7B. Raid10 restoration steps.
- Looking at the output of the exalytics_CheckFlash.sh script we can see that the system has assigned the same devices to the four flash drives on the replaced card as were mapped to the original card (/dev/sdc /dev/sdd /dev/sde /dev/sdf). This is normal and expected but be aware that the Operating System may map new/different devices to the flash card. If this happens you will need to recreate the RAID using the new devices as listed. Compare to the original output from step 1 to confirm if the devices are the same or are now different.

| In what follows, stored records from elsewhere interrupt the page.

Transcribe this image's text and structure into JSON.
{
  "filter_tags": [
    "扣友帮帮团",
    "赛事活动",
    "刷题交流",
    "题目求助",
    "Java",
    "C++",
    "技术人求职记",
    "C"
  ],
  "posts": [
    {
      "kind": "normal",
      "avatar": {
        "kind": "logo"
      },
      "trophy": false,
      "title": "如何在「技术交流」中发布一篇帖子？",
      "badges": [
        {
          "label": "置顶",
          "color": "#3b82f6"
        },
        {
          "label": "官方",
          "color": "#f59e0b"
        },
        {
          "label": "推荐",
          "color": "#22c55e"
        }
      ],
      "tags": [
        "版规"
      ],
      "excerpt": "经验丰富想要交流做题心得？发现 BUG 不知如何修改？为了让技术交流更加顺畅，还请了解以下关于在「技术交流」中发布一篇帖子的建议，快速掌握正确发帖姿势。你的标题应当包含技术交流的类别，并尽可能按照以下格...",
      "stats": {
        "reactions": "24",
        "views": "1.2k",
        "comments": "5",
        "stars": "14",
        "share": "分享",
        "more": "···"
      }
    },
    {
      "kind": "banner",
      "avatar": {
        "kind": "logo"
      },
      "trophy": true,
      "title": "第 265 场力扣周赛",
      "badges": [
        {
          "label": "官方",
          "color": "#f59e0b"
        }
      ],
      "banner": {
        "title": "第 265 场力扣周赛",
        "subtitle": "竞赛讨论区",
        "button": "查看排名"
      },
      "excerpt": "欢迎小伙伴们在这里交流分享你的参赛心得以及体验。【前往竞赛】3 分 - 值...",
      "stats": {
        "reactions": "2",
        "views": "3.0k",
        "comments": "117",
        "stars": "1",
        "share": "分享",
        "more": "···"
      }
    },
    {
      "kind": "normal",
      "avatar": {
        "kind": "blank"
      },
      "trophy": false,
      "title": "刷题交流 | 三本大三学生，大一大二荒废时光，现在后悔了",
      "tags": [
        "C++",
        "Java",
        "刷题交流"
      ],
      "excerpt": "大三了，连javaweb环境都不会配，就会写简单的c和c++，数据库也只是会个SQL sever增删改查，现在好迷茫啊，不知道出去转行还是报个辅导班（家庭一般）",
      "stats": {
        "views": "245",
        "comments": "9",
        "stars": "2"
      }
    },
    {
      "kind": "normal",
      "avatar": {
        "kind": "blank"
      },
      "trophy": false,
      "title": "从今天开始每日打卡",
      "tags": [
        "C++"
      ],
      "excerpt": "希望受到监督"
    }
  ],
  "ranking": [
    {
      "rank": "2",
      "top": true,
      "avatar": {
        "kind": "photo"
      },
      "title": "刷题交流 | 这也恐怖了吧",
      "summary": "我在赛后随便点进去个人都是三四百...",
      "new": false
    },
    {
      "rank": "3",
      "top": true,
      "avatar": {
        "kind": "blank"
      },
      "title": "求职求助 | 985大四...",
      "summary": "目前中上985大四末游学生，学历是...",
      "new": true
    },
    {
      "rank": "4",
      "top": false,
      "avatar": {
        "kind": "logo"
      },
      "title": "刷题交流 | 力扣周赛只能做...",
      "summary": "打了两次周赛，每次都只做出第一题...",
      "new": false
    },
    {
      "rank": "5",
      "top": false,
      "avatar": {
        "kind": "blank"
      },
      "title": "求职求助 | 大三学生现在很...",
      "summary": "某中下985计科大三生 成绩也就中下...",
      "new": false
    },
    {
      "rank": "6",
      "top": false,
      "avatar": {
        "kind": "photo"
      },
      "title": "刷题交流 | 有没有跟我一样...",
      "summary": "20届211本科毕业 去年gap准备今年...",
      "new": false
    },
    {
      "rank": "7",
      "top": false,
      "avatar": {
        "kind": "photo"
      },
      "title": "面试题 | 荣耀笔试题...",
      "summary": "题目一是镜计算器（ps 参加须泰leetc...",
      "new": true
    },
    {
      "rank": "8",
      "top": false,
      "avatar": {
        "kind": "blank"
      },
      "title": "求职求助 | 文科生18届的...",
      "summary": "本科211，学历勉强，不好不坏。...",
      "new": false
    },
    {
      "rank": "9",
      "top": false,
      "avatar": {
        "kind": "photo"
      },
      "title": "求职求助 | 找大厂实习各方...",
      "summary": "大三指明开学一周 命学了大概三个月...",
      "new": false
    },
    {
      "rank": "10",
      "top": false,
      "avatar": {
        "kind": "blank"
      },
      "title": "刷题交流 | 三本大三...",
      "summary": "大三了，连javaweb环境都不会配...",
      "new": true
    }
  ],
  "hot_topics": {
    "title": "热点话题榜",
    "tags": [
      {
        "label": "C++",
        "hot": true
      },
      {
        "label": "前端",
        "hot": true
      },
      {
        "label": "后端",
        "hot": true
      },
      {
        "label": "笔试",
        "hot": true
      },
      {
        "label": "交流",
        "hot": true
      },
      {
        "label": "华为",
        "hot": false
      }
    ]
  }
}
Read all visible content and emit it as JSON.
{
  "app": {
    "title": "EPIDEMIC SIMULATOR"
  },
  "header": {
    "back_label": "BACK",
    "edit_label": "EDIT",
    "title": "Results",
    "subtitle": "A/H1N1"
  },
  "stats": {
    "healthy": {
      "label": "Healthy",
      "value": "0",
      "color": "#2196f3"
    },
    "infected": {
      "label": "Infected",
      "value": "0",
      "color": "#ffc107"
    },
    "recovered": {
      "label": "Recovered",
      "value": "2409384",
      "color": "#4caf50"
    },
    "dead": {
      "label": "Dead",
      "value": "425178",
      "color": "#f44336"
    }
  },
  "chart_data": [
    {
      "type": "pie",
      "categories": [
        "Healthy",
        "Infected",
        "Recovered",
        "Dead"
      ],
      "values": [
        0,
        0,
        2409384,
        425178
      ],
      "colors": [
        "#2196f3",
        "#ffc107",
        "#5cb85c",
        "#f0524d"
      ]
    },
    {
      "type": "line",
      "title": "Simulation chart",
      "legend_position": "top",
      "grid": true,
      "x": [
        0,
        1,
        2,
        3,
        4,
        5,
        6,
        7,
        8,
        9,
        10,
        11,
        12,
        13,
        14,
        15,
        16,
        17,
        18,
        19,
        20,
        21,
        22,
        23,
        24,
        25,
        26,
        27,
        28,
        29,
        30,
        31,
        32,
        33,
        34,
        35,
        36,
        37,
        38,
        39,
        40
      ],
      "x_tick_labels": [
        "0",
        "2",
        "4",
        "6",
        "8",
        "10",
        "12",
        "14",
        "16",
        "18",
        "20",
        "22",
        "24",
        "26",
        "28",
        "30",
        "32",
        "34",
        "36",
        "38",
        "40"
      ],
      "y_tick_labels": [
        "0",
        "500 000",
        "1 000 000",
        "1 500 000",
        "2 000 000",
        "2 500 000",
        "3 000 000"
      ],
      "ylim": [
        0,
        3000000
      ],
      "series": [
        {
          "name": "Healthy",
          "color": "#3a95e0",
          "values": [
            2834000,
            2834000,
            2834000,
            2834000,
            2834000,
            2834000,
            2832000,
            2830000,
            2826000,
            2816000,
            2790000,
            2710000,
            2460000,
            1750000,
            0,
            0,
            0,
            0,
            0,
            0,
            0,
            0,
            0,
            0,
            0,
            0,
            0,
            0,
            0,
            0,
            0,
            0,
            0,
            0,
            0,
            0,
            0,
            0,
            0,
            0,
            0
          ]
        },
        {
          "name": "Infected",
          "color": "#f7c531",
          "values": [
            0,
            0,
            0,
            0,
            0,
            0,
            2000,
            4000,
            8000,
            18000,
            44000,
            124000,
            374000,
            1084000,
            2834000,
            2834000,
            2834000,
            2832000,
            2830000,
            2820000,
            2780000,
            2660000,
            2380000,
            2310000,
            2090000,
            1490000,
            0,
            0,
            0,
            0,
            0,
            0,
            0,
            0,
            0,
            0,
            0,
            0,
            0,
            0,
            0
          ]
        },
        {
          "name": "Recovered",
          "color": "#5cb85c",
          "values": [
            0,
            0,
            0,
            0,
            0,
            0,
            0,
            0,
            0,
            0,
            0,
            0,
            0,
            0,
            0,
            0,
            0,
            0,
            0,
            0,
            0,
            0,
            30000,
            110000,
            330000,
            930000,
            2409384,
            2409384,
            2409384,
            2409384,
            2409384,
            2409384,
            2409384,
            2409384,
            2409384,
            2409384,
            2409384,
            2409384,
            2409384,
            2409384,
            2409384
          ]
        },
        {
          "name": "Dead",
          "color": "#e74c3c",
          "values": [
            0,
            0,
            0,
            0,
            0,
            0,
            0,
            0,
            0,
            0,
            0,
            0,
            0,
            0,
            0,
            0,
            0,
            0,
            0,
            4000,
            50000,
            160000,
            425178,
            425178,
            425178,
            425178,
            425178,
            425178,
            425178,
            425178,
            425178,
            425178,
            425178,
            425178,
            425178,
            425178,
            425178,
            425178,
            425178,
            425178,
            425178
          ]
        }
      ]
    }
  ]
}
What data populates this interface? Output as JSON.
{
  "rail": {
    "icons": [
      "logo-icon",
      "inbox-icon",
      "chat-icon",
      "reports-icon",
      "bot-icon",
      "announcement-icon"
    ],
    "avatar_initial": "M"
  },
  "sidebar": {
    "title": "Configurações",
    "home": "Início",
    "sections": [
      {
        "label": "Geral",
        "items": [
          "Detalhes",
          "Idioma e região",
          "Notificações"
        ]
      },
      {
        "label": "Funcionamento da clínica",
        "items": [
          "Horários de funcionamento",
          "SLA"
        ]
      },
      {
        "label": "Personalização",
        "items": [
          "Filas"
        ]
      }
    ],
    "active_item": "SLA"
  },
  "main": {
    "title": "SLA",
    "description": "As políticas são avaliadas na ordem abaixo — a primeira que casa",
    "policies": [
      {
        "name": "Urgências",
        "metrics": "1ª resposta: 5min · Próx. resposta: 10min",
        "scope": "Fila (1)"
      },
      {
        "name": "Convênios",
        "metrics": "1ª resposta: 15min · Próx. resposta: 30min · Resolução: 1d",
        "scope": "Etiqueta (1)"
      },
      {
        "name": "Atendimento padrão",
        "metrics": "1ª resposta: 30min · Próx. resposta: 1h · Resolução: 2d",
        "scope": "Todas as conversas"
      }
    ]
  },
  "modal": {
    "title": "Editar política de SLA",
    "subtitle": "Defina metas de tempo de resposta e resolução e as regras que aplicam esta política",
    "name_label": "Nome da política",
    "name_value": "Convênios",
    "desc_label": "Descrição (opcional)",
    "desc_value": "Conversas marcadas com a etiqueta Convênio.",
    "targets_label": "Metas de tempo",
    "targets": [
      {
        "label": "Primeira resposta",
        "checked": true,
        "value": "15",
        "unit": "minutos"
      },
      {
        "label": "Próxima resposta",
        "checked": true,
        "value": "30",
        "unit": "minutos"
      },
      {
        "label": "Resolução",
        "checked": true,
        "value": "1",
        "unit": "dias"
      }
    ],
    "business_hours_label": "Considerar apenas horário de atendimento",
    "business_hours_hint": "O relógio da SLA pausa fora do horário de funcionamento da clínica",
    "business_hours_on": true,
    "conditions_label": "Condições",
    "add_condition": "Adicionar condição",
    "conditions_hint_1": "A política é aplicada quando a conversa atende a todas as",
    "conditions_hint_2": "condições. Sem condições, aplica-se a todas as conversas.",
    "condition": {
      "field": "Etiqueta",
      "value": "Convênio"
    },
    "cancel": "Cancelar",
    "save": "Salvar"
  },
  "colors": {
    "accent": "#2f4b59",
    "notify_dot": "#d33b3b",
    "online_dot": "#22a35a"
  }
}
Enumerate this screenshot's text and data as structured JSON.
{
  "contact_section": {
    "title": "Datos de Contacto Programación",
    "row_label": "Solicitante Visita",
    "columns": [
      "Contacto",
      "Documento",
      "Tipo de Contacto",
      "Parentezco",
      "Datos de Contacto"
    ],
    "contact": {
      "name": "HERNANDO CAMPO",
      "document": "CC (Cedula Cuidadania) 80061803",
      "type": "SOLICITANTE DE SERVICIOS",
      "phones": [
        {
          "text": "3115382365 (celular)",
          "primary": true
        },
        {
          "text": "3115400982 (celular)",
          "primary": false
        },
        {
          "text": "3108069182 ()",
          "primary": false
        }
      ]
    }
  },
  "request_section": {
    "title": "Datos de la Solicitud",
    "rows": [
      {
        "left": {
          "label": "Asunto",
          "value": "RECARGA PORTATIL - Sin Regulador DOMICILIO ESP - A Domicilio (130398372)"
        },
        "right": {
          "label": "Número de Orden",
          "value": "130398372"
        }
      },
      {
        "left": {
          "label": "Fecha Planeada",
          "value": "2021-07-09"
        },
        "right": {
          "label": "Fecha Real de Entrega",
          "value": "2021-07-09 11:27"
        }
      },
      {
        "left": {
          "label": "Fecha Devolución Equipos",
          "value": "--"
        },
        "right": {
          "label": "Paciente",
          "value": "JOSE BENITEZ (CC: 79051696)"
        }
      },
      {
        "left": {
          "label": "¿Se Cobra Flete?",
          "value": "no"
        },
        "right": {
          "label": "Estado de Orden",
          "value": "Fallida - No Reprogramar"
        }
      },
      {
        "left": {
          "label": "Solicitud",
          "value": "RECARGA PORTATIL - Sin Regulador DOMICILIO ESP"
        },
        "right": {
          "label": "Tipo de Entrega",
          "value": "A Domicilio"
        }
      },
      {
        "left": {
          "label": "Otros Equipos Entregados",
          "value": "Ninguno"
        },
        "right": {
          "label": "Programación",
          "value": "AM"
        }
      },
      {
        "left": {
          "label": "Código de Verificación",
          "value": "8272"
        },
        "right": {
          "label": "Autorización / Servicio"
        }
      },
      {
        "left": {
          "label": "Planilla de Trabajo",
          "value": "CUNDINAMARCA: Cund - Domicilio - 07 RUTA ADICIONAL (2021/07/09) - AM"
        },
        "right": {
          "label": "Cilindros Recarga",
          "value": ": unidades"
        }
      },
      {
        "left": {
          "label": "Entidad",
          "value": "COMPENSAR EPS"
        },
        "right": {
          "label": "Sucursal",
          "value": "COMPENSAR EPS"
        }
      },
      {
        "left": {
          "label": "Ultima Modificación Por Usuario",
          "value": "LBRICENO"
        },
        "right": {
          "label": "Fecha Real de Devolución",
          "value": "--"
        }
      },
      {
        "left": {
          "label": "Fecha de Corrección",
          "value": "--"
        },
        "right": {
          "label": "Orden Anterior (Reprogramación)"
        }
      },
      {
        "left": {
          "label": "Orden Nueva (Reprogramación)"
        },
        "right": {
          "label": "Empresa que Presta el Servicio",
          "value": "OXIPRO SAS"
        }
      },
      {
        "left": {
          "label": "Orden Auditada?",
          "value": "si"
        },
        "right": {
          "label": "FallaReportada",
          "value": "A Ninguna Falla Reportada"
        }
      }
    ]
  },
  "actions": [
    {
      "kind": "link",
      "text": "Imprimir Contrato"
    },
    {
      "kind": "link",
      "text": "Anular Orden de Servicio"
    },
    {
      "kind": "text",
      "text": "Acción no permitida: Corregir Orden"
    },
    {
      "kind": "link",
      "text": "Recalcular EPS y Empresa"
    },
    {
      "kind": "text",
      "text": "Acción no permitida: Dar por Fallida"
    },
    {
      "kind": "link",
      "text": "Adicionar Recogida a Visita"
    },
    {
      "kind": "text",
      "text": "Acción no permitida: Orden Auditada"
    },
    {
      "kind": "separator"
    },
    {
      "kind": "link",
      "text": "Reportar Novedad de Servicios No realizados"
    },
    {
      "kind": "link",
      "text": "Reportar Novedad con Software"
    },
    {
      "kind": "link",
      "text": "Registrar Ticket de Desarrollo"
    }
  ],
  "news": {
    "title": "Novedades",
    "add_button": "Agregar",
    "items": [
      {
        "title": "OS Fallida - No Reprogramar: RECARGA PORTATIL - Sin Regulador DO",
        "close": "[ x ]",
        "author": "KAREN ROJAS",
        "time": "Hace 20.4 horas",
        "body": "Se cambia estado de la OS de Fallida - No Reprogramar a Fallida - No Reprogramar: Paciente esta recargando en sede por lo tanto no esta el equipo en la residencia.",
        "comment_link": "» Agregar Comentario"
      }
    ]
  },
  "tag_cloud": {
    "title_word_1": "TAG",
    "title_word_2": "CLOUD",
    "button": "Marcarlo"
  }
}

- Since the replaced Flash card contains four flash devices the SW Raid will now show four missing Raid1 devices (one for each flash module on the replaced card). Check the /proc/mdstat file to see the SW Raid status for the arrays made up by the flash devices. Each of the md devices will be listed with the devices that they include. We should see four md devices that only have a single sd device listed and the second line for these devices will end with something similar to [2/1] [_U] showing that only one device of the mirror is attached.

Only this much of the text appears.